Into this city came Senator Adam Blanchard.
It had long been fashionable for members of the Congress to tour Berlin, get themselves photographed, make a statement or two for posterity, and generally lend themselves to the “glamorous” situation.
Hansen and Hazzard and other top staff officers were compelled to spend hundreds of hours at Tempelhof welcoming the junketing legislators. Some were hard-working and sincere men desiring to help the situation, others were utter bores and nuisances.... Hansen deliberately lived in a small house without guest facilities.
Adam Blanchard was not a common-garden-variety senator.

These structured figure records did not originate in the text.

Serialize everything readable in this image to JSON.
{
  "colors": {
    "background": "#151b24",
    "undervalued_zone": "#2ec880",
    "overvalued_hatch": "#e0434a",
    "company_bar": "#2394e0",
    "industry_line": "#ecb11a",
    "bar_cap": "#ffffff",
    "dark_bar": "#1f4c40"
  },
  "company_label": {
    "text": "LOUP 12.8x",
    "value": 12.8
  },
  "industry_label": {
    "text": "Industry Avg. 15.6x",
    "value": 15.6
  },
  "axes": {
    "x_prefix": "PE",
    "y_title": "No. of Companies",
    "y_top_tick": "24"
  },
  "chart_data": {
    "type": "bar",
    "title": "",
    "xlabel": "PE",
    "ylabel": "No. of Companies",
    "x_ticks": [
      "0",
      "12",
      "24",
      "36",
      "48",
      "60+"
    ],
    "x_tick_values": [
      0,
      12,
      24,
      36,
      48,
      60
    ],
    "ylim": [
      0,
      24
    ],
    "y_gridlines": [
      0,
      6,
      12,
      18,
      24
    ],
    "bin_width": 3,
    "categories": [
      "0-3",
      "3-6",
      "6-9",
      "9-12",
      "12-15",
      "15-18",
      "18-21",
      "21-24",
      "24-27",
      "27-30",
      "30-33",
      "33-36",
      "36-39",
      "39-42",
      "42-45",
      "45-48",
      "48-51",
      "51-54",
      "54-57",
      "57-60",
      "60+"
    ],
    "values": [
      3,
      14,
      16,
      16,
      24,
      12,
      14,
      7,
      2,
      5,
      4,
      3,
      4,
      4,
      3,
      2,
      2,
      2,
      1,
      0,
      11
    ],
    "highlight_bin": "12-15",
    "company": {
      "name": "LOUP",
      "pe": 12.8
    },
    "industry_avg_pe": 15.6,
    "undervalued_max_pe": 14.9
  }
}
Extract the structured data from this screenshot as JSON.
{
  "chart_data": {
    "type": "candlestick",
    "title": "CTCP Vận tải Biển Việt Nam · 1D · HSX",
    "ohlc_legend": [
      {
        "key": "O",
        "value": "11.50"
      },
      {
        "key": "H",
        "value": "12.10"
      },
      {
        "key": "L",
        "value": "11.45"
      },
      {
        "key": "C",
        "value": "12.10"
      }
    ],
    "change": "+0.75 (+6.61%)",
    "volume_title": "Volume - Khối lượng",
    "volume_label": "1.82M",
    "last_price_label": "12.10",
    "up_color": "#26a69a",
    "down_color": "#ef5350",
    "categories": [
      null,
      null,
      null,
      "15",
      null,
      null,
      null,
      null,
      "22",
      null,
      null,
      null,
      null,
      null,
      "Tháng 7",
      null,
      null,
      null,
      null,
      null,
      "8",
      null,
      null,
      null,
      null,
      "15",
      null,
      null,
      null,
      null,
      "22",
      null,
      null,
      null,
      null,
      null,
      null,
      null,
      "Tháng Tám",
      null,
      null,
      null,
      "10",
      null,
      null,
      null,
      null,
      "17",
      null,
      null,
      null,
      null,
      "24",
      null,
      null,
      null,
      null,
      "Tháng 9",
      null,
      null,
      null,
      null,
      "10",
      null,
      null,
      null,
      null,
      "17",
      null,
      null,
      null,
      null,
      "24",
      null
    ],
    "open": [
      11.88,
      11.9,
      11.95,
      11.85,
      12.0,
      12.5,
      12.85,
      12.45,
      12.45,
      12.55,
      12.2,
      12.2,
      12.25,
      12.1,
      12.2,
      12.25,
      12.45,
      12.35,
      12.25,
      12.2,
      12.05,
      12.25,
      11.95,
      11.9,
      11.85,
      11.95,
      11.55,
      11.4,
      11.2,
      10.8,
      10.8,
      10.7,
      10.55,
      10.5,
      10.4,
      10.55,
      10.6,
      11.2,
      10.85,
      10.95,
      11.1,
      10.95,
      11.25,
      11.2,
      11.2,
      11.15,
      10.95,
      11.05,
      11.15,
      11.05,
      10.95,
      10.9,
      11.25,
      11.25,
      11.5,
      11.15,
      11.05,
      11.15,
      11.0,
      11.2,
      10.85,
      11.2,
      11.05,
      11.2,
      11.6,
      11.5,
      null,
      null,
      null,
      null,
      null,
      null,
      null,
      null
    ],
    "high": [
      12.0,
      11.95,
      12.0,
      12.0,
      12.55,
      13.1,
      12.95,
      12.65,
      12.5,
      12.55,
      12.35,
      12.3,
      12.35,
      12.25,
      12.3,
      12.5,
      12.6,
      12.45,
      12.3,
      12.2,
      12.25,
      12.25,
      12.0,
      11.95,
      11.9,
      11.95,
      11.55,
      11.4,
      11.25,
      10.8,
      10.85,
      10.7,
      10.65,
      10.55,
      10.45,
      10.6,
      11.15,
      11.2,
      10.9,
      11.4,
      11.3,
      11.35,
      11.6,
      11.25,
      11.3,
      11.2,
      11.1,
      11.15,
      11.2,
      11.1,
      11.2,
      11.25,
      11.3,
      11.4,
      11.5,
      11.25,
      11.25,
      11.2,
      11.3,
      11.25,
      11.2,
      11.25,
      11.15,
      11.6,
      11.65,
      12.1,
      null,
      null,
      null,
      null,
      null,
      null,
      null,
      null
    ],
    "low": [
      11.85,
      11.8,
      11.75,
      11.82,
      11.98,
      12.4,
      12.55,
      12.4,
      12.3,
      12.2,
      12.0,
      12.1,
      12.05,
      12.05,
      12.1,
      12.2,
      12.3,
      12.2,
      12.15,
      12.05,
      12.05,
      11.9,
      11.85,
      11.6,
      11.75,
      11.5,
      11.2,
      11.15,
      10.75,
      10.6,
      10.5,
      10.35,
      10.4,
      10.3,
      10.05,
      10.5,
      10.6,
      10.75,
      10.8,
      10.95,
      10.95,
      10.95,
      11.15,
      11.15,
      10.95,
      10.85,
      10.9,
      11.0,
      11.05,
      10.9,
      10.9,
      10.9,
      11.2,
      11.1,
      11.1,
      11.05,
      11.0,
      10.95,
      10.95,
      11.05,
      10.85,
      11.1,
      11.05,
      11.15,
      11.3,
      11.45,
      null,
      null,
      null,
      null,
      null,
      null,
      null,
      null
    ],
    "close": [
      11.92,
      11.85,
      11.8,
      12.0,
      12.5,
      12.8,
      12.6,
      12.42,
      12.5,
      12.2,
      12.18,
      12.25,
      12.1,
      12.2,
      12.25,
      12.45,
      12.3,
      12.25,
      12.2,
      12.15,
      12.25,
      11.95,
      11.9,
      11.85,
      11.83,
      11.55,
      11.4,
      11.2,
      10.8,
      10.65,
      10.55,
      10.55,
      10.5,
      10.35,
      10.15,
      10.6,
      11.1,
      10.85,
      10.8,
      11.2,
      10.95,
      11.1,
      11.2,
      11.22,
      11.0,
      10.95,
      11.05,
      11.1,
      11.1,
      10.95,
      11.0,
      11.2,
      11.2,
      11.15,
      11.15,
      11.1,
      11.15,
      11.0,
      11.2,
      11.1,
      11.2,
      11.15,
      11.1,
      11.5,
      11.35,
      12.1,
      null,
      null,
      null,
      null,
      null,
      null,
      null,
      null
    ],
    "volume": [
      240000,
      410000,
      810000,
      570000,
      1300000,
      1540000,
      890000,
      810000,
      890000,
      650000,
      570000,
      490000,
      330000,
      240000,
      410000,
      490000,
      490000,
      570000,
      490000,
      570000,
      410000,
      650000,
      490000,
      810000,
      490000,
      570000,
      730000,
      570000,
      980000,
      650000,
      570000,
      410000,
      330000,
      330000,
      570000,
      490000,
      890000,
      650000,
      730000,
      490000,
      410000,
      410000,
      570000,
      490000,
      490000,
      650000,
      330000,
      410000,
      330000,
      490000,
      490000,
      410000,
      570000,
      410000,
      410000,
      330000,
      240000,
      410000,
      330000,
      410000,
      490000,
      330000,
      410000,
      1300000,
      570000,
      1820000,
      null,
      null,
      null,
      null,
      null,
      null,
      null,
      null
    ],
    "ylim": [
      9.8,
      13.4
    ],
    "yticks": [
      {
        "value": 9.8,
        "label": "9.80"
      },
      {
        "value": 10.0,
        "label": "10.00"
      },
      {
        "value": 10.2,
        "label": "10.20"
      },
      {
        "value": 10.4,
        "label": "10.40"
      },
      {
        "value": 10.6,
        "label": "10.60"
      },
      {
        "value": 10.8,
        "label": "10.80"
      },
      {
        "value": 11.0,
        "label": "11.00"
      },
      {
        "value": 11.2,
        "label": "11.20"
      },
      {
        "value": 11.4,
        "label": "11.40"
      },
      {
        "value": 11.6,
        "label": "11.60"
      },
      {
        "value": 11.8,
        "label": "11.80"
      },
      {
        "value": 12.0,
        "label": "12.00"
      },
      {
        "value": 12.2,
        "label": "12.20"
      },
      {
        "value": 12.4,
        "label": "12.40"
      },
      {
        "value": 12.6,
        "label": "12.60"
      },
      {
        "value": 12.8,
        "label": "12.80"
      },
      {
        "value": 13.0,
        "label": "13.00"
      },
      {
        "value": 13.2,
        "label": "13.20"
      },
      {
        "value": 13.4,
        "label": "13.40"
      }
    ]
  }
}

From the minority party, he held seats on both the powerful Senate Foreign Relations Committee and the Armed Forces Committee. Although no one could figure what good he could do in Berlin, everyone knew he could do a great deal of harm. The silk-glove treatment was ordered.
Blanchard, as suspected, had come to Berlin with a purpose in mind. He was to run for re-election with a swell of discontent in the party hierarchy of his state. Key industrialists, traditional conservatives, and crusty old isolationists controlled the party machinery. They were sick as hell of being taxed to death to feed undeserving and ungrateful Europeans and keeping a costly American occupation army “over there.”
Blanchard had gone along with the Truman Doctrine earlier, bringing further growls that he was getting a little “pinko” around the edges. The senator was now on tenterhooks on how he would vote for the Marshall Plan. He evaded that issue.
His advisors conjured up the idea of a “fact finding” trip to Germany, and Berlin in particular, after which he would make a declaration to soothe the troubled waters back home.
At the end of four days of briefing and tours in Berlin, Adam Blanchard’s people called a press conference which was arranged for the entire corps, Communists as well as Western journalists in attendance.
“We want to get out of Germany as soon as possible,” Blanchard said. “The first step will be to hand over the authority to the State Department and pare down this costly occupation force.”
“That son of a bitch!” Neal Hazzard said.